16Les enfants ont travaillé en binômes constitués par leur professeur selon un critère spécifique : pouvoir bien travailler ensemble. Les enseignants ont également attribué un rôle à chaque enfant : enfant-instructeur ou enfant-apprenant. L’expérimentation s’est déroulée en trois phases. Premièrement, l’enfant-instructeur était d’abord invité à jouer à un jeu (soit celui de chiffres soit celui de spatialité), dans le but, lors de la phase 2, de l’expliquer à un pair (phase 1). Deuxièmement, après avoir terminé de jouer au jeu vidéo, l’expérimentateur introduisait l’enfant-apprenant auprès de l’enfant-instructeur qui devait lui expliquer le jeu en situation de face-à-face (phase 2). Troisièmement, l’enfant-apprenant jouait au jeu sous l’œil avisé de l’enfant-instructeur, qui était chargé de lui venir en aide, si nécessaire (phase 3). L’expérience a eu lieu pendant deux semaines (A et B). L’ordre des jeux joués et expliqués a été contrebalancé : autant d’enfants ont commencé à jouer au jeu de chiffres que d’enfants ayant commencé par le jeu de spatialité.
17L’étude 2 (PROCESS-EX) était une étude développementale dont un des objectifs principaux était de comparer les productions linguistiques d’enfants d’âges différents. Il leur a été demandé de réaliser une tâche narrative et une tâche explicative lors d’une même session. Les productions ont été élicitées à partir d’un extrait vidéo de 2 minutes 43 secondes d’un dessin animé Tom & Jerry. Après avoir visionné cet extrait sur un ordinateur portable, les enfants pouvaient ensuite remplir les tâches de productions langagières. Le dessin animé raconte l’histoire d’une mère oiseau qui quitte le nid en laissant son œuf, lequel tombe accidentellement du nid et roule dans la maison de Jerry. L’œuf éclot dans la maison de Jerry et un bébé pic-vert en sort. Le bébé oiseau commence alors à endommager les meubles de Jerry. Après quelques tentatives ratées pour le calmer, Jerry se met en colère et décide de le remettre dans son nid. Les enfants ont d’abord réalisé la tâche narrative : il leur a été demandé de raconter l’histoire qu’ils venaient de voir à un adulte assis à côté. Immédiatement après, avait lieu la tâche d’explication ; l’expérimentateur posait à l’enfant les questions suivantes :
- Pourquoi la maman pic-vert quitte le nid ?

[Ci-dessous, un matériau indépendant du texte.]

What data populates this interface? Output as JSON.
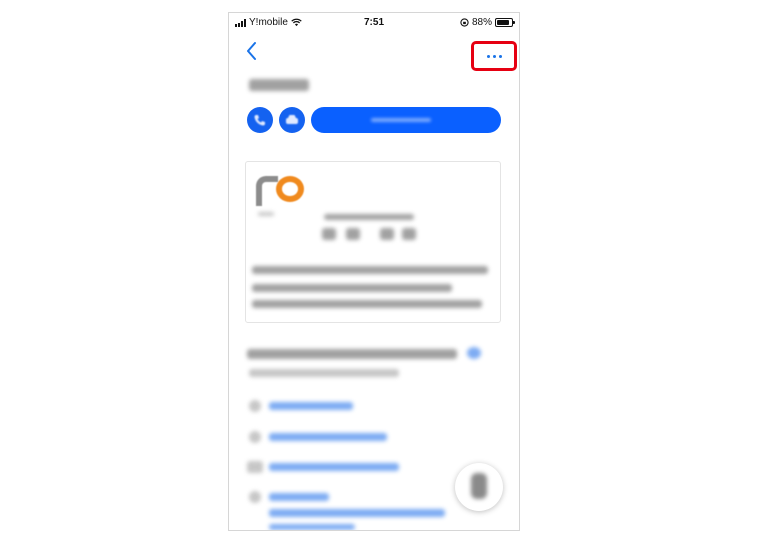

- Comment se fait-il que l’œuf se retrouve dans la maison de Jerry ?
- Pourquoi le bébé oiseau est-il content de voir Jerry ?
- Pourquoi Jerry ramène-t-il le bébé oiseau dans son nid à la fin de l’histoire ?
18L’intégralité des tâches a été filmée. Pour la présente étude, ayant pour but de comparer des données de l’étude 1 (INSTRUCT-EX) et de l’étude 2 (PROCESS-EX), nous avons extrait les réponses des enfants à la deuxième question : « Comment est-ce arrivé ? » (comment est-il arrivé que l’œuf ait fini son parcours dans la maison de Jerry ?) et qui a donc engendré une explication-processus.
Transcription et codage
19Les données ont été entièrement transcrites et annotées à l’aide du logiciel ELAN (<http://www.mpi.nl/tools/>), en utilisant un schéma d’annotation adapté de Colletta, Kunene, Venouil, Kauffman et Simon (2009). Ces annotations ont fourni des informations sur la syntaxe, le lexique, le discours et les gestes coverbaux.
Transcription et codage des données orales
20Les conventions de transcription de la parole et d’annotation ont été adaptées des conventions CHILDES (<https://childes.talkbank.org/>) et VALIBEL (<http://www.uclouvain.be>).
21Les productions ont d’abord été segmentées en propositions dont le nombre a été comptabilisé. Ce nombre de propositions a été utilisé, comme mesure de la longueur des productions linguistiques, à la place des phrases ou des énoncés. Les phrases sont une unité descriptive plus appropriée pour les textes écrits alors que le terme « énoncé » a une définition trop imprécise pour être utilisé de manière pertinente dans l’annotation d’un corpus oral couplé à une analyse quantitative. Il a été démontré que la proposition capturait la configuration sémantique de base dans laquelle le langage fonctionne (Gineste & Le Ny, 2002). En effet, « la proposition est l’unité grammaticale dans laquelle des constructions sémantiques de différentes sortes sont rassemblées et intégrées dans un tout » (Halliday, 1989, p. 86).
22Compter le nombre de propositions nous a permis d’estimer la longueur des explications. De plus, comme les explications variaient en longueur et en contenu d’un enfant à l’autre, toutes les mesures ultérieures étaient basées sur un taux par rapport au nombre de propositions. Cette manière de faire nous permettait de comparer les deux types de contextes et d’explications tout en neutralisant l’effet de la longueur des productions.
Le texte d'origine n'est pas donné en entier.